The draft National Planning Policy Framework: Hold course; then go further

The government’s proposals to reform Britain’s planning laws have been a welcome island of deregulation in a sea of disappointment.

Both coalition partners went into the 2010 election promising a bonfire of regulation; they created a Reducing Regulation Cabinet Committee and a system of deregulation called “One in, One out”, which has been running since 1 October 2010, yet by February 2011 the Better Regulation minister was admitting in the Commons that not much had actually happened.

But the Draft National Planning Policy Framework is genuinely a step in the right direction. It reduces planning policy from an eye-watering 1,000 pages to a perfectly accessible 65 pages. This is no small matter: irrespective of the content of any regulatory framework, a thousand pages is beyond the ability of anybody to read, comprehend and apply, unless they are a professional with the time and resources to devote to the task. 52 pages, by comparison, is easily managed by an amateur who needs to understand what the national planning rules are – which includes very large numbers of people, including very possibly you, if you or one of your neighbours decides they want to build an extension or develop a piece of land.

Predictably, therefore, it has been met by howls of terror from the usual suspects. Members of parliament’s Communities and Local Government Committee have called on the government to remove the proposed presumption in favour of sustainable development, even though this is in fact already enshrined in existing planning guidelines.

The National Trust persuaded 230,000 people to sign a petition which read

"I believe that the planning system should balance future prosperity with the needs of people and places - therefore I support the National Trust's calls on the Government to stop and rethink its planning reforms."

This is wrong. Both prosperity and places are subsets of “the needs of people”; people need both prosperity, and places to live and work. And while the National Trust may “believe that the town and country planning system, as a whole, has served the country well”, this flies in the face of all the evidence.

Sadly, the government has shown a remarkable propensity to U-turn. On issues including forestry privatisation, dedicated funding for school sports, the health and social care bill and increasing the sentence discount for guilty pleas, it has almost appeared as though Messers Cameron and Clegg have been turning using the hand-break.

In fact, they should go further.

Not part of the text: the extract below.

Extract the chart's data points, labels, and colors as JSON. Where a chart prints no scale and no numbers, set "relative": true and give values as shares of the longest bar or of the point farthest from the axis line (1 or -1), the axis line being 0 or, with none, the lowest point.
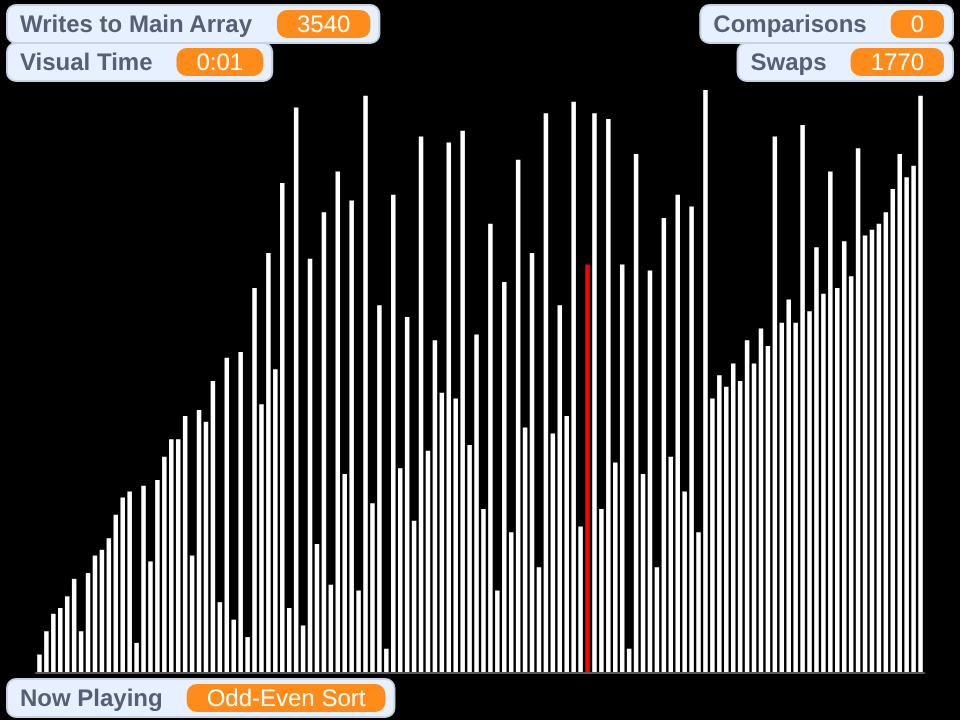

While the Draft National Planning Policy Framework is mercifully brief, it fails to address the real problems resulting from our socialist planning system: the impossibility that planners can gather and process the necessary information, which is dispersed among the population and entirely subjective; the skewed incentives that encourage planners to empire-build and elected representatives to serve existing and localised interests rather than future and more diffuse ones; and the fact that there is no mechanism for compensating those negatively affected by development, which means that NIMBYism is not only commonplace but is entirely rational.

Rather than revising the National Planning Policy Framework, the Government needs to revoke the Town and Country Planning Acts, denationalise development rights and create a system whereby individuals are able to trade the bundles of property rights that they hold, including both rights to develop and rights to enjoy amenity. This would encourage the efficient use of land, compensate those impacted by negative externalities, and enable society to properly determine which sites should be protected and which should be developed.

It would be a radical reform, but if this government really wants to reduce regulatory burdens, stimulate business, build more houses and improve the lot of the poorest in our society, it may very well be the most effective reform it could make. And in these straightened times, it would cost virtually nothing.